A couple of columns spoke to professional development, for ourselves and for others. In my world I see an awful lot of “cargo cult training,” in which the classroom instructor replicates what he saw school teachers do (like showing slides and lecturing), capturing the artifacts of instruction without understanding what’s underneath. Online? Same: Pick a template, load text onto slides, add a “next” button, and call it “eLearning.” Throw in a Jeopardy!—type board to support recall of content, and claim you’ve “gamified” a course. But without an understanding of instructional design, or of the basics of game mechanics, or of how people learn, all this is just a display of artifacts the creator has seen elsewhere. It’s adherence to form without regard to content. Knowing that well-intentioned people often copy what they believe is good practice, it’s on us to help put forth better examples for them to copy. And some of that can come from developing a deeper relationship with the industry’s research base.
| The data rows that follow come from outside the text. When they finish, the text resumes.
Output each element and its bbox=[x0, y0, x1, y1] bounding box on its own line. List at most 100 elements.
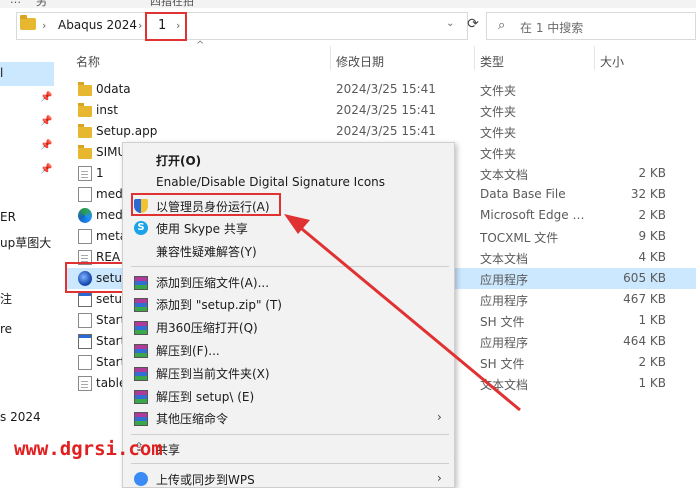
menu-separator bbox=[131, 434, 449, 435]
menu-item-compatibility[interactable]: 兼容性疑难解答(Y) bbox=[156, 243, 257, 260]
column-divider[interactable] bbox=[330, 46, 331, 70]
submenu-chevron-icon: › bbox=[437, 471, 442, 485]
column-divider[interactable] bbox=[474, 46, 475, 70]
file-name: Start bbox=[96, 313, 126, 327]
file-name: Start bbox=[96, 355, 126, 369]
file-date: 2024/3/25 15:41 bbox=[336, 82, 436, 96]
file-name: 0data bbox=[96, 82, 131, 96]
pin-icon: 📌 bbox=[40, 92, 53, 103]
file-row[interactable]: 0data 2024/3/25 15:41 文件夹 bbox=[66, 79, 696, 100]
folder-icon bbox=[78, 82, 92, 96]
topstrip-fragment-left: … bbox=[10, 0, 21, 6]
menu-item-extract-setup[interactable]: 解压到 setup\ (E) bbox=[156, 388, 254, 405]
menu-separator bbox=[131, 463, 449, 464]
file-row[interactable]: Setup.app 2024/3/25 15:41 文件夹 bbox=[66, 121, 696, 142]
file-name: 1 bbox=[96, 166, 104, 180]
sh-file-icon bbox=[78, 313, 92, 328]
menu-item-add-to-archive[interactable]: 添加到压缩文件(A)... bbox=[156, 274, 269, 291]
file-type: 文件夹 bbox=[480, 147, 517, 161]
column-header-name[interactable]: 名称 bbox=[76, 53, 100, 70]
highlight-box-breadcrumb bbox=[145, 12, 187, 41]
menu-item-open[interactable]: 打开(O) bbox=[156, 152, 201, 169]
nav-selected-item[interactable] bbox=[0, 62, 54, 86]
nav-item-label[interactable]: re bbox=[0, 322, 12, 336]
file-type: 应用程序 bbox=[480, 294, 529, 308]
refresh-button[interactable]: ⟳ bbox=[462, 16, 484, 36]
archive-icon bbox=[134, 390, 148, 404]
file-size: 9 KB bbox=[638, 229, 666, 243]
file-type: 应用程序 bbox=[480, 273, 529, 287]
breadcrumb-chevron-icon: › bbox=[138, 19, 143, 32]
menu-item-skype-share[interactable]: 使用 Skype 共享 bbox=[156, 220, 248, 237]
menu-item-upload-wps[interactable]: 上传或同步到WPS bbox=[156, 471, 255, 488]
file-name: med bbox=[96, 187, 123, 201]
text-file-icon bbox=[78, 166, 92, 181]
file-date: 2024/3/25 15:41 bbox=[336, 103, 436, 117]
file-size: 32 KB bbox=[630, 187, 666, 201]
file-type: 文件夹 bbox=[480, 84, 517, 98]
archive-icon bbox=[134, 344, 148, 358]
topstrip-fragment-right: 四指在拍 bbox=[150, 0, 194, 8]
nav-item-label[interactable]: 注 bbox=[0, 290, 12, 307]
folder-icon bbox=[78, 145, 92, 159]
nav-item-label[interactable]: s 2024 bbox=[0, 410, 41, 424]
address-dropdown-chevron-icon[interactable]: ⌄ bbox=[446, 18, 454, 29]
nav-item-label[interactable]: up草图大 bbox=[0, 234, 51, 251]
search-icon: ⌕ bbox=[498, 18, 506, 33]
xml-file-icon bbox=[78, 229, 92, 244]
column-divider[interactable] bbox=[594, 46, 595, 70]
file-row[interactable]: inst 2024/3/25 15:41 文件夹 bbox=[66, 100, 696, 121]
menu-item-extract-to[interactable]: 解压到(F)... bbox=[156, 342, 220, 359]
file-name: Start bbox=[96, 334, 126, 348]
nav-item-label[interactable]: l bbox=[0, 66, 3, 80]
folder-icon bbox=[78, 124, 92, 138]
file-type: 文本文档 bbox=[480, 252, 529, 266]
pin-icon: 📌 bbox=[40, 164, 53, 175]
submenu-chevron-icon: › bbox=[437, 410, 442, 424]
folder-icon bbox=[78, 103, 92, 117]
file-type: 文本文档 bbox=[480, 378, 529, 392]
file-size: 605 KB bbox=[623, 271, 666, 285]
application-icon bbox=[78, 292, 92, 307]
file-name: setu bbox=[96, 292, 122, 306]
file-type: Microsoft Edge … bbox=[480, 208, 585, 222]
folder-icon bbox=[20, 15, 36, 30]
menu-separator bbox=[131, 266, 449, 267]
file-type: SH 文件 bbox=[480, 357, 525, 371]
file-type: Data Base File bbox=[480, 187, 566, 201]
column-header-type[interactable]: 类型 bbox=[480, 53, 504, 70]
file-type: 文件夹 bbox=[480, 105, 517, 119]
search-input-placeholder[interactable]: 在 1 中搜索 bbox=[520, 19, 583, 36]
menu-item-open-360[interactable]: 用360压缩打开(Q) bbox=[156, 319, 258, 336]
file-type: SH 文件 bbox=[480, 315, 525, 329]
column-header-date[interactable]: 修改日期 bbox=[336, 53, 384, 70]
pin-icon: 📌 bbox=[40, 140, 53, 151]
file-type: 应用程序 bbox=[480, 336, 529, 350]
menu-item-signature-icons[interactable]: Enable/Disable Digital Signature Icons bbox=[156, 175, 385, 189]
menu-item-extract-here[interactable]: 解压到当前文件夹(X) bbox=[156, 365, 270, 382]
column-header-size[interactable]: 大小 bbox=[600, 53, 624, 70]
file-type: TOCXML 文件 bbox=[480, 231, 559, 245]
menu-item-other-compress[interactable]: 其他压缩命令 bbox=[156, 410, 228, 427]
wps-cloud-icon bbox=[134, 472, 148, 486]
text-file-icon bbox=[78, 376, 92, 391]
window-top-strip: … 另 四指在拍 bbox=[0, 0, 696, 8]
file-type: 文件夹 bbox=[480, 126, 517, 140]
archive-icon bbox=[134, 298, 148, 312]
nav-item-label[interactable]: ER bbox=[0, 210, 16, 224]
breadcrumb-abaqus-2024[interactable]: Abaqus 2024 bbox=[58, 18, 137, 32]
menu-item-add-to-zip[interactable]: 添加到 "setup.zip" (T) bbox=[156, 296, 282, 313]
highlight-box-run-as-admin bbox=[131, 193, 281, 216]
file-size: 1 KB bbox=[638, 313, 666, 327]
archive-icon bbox=[134, 367, 148, 381]
search-box[interactable] bbox=[486, 12, 696, 40]
archive-icon bbox=[134, 276, 148, 290]
file-size: 2 KB bbox=[638, 208, 666, 222]
file-name: med bbox=[96, 208, 123, 222]
file-name: Setup.app bbox=[96, 124, 158, 138]
file-type: 文本文档 bbox=[480, 168, 529, 182]
breadcrumb-chevron-icon: › bbox=[42, 19, 47, 32]
skype-icon: S bbox=[134, 221, 148, 235]
file-size: 2 KB bbox=[638, 355, 666, 369]
file-date: 2024/3/25 15:41 bbox=[336, 124, 436, 138]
It’ll help you in conversations with subject matter experts and stakeholders, where you may need to articulate rationale for a decision; it’ll help you add something new or different to conversations and shore up your credibility with other practitioners. It will help you start fewer sentences with “Well, I think…” and more with “Well, evidence shows…” It will help you, as John Seely Brown says, “expand your surface area.”
Working out loud, positive deviance, and social learning
My most recent book is Show Your Work: The Payoffs and How-To’s of Working Out Loud, so I’m always interested in talking about that. There’s a lot of talk about this lately, and as much of the focus is on the individual performer, I thought I’d go in another direction and discuss some of the benefits working out loud can bring to the employer. Organizations supporting working out loud will see increased efficiencies, reduce the space between leaders and others, improve public perception of the company, and better preserve institutional knowledge.
2016 also brought tips for being a positive deviant—getting more done despite having no more resources than anyone else, and working with communities to surface existing solutions—and ruminations on Pokémon Go as a reminder that we don’t “do” social learning. It happens organically, around us, everywhere, all the time.
I try to end columns with some ideas for solutions, or improvement, or a reference to check, or actions to be taken. If anything here caught your eye, please do go back and visit the topics that interest you. And note that all the columns back to 2010 can be found here.And happy new year! Bring it, 2017!